Спасение Рима теперь в руках женщины!.. стыдитесь, Квириты!.. эта честь достанется не Цицерону, а Теренцие, — его жене. Эта умная, энергическая женщина давно прозрела, где кроются все беды; она давно побуждает действовать решительно своего робкого, беспечного мужа, умеющего только складно говорить. Теренция сплотила всех благонамеренных людей около своего очага и первая начала взывать о защите отечества. Она положила этот краеугольный камень, на котором, как на готовом фундаменте, ее муж может строить здание… и этого ему мало, и теперь еще он не решается действовать наступательно. Решится ль он протянуть руку за готовым венцом славы, сплетенным для него женой? — я не уверен. Если Теренция сама не протянет своею рукой его трусливую руку, — я сомневаюсь в спасении Рима. Стыд мужчинам, когда женщины храбрее, решительнее и сметливее их!

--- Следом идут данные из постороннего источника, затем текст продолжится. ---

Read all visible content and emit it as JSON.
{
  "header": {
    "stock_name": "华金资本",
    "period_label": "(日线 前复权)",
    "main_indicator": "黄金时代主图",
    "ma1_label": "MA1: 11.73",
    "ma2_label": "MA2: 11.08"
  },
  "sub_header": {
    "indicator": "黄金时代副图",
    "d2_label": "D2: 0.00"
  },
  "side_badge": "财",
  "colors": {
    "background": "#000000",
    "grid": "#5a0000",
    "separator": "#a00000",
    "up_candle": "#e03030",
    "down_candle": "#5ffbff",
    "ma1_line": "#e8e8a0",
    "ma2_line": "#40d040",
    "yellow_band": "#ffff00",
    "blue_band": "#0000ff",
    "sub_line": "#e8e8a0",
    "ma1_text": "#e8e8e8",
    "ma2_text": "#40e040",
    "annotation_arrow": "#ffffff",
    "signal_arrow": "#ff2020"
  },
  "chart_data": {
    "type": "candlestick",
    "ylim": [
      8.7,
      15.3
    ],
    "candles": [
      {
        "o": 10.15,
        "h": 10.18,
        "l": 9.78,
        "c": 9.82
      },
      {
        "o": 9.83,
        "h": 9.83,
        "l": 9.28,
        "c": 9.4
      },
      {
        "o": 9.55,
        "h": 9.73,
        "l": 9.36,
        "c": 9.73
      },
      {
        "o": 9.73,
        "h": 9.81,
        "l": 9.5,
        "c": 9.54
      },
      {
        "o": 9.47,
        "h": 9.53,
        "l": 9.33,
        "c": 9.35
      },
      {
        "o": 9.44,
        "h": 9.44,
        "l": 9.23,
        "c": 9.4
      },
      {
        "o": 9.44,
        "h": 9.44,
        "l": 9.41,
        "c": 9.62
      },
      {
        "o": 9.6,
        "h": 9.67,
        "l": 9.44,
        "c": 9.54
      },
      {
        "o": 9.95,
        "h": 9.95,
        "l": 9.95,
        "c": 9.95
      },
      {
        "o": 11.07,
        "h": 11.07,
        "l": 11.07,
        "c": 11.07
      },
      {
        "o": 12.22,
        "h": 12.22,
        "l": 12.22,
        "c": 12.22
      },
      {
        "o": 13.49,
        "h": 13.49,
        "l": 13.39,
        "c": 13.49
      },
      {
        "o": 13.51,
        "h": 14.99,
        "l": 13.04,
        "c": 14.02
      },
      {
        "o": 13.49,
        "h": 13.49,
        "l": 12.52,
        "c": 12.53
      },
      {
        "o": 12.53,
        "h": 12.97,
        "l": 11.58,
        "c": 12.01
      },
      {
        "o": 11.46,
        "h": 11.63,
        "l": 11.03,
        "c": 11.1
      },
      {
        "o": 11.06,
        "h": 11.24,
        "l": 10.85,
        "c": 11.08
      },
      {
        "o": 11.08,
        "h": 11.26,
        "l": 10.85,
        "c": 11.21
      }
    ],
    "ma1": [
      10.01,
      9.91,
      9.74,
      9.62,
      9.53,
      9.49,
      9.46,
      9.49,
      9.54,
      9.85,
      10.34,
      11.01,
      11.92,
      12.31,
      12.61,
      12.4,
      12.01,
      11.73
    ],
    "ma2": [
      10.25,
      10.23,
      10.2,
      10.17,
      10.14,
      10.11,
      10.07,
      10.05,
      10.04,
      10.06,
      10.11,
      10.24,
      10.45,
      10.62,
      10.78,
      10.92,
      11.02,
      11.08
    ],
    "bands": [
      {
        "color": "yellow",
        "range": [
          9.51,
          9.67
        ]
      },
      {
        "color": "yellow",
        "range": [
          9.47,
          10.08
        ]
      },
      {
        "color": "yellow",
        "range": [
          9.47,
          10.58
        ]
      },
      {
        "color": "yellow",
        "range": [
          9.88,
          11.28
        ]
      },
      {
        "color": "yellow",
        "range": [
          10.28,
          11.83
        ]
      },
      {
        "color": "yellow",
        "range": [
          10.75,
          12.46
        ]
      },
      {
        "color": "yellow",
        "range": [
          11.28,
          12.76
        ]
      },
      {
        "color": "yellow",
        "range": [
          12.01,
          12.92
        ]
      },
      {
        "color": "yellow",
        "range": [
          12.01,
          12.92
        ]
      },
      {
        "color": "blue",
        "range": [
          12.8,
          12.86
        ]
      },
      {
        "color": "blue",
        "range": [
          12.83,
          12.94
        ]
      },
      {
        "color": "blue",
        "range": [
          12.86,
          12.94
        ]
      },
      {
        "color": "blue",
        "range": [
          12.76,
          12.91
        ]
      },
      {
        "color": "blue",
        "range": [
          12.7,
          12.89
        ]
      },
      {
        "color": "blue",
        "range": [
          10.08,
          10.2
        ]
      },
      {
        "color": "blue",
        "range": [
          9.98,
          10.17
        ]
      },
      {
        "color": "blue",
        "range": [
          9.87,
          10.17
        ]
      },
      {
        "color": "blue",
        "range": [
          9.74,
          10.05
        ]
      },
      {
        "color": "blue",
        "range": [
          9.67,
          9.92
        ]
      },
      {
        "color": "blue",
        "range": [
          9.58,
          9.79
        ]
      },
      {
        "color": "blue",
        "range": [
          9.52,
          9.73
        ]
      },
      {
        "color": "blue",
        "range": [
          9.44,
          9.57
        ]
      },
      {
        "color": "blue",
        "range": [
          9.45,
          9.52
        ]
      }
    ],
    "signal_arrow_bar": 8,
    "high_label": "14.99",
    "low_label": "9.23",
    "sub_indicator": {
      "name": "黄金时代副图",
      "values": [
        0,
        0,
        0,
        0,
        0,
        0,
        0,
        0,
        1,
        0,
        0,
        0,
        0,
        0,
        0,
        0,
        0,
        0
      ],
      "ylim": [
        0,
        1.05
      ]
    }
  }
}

— К сожалению, это горькая истина! — заметил Семпроний, — в тебе Теренция нашла хорошего помощника, мой храбрый Астерий.
— О, мой милостивый патрон! — воскликнул певец с нескрываемой злобой и печалью, — ты не знаешь десятой доли неприятностей, какие перенес в эти годы твой верный Астерий! одно письмо зовет меня в Рим, другое — в Помпею, третье — в Неаполь. Астерий, туда! Электрон, сюда! зовут меня мои агенты… я хлопочу, я работаю, не сплю и не ем, скрывая мои поездки от моего друга, крота пещерного, который трясется от страха за каждый ноготь руки моей; я мучусь телом и духом, а римский Сенат разрушает все плоды моих трудов, избирает в консулы Лентула-Суру, делает претором Катилину!.. какая энергия не сломится в такой борьбе со своими же друзьями?!.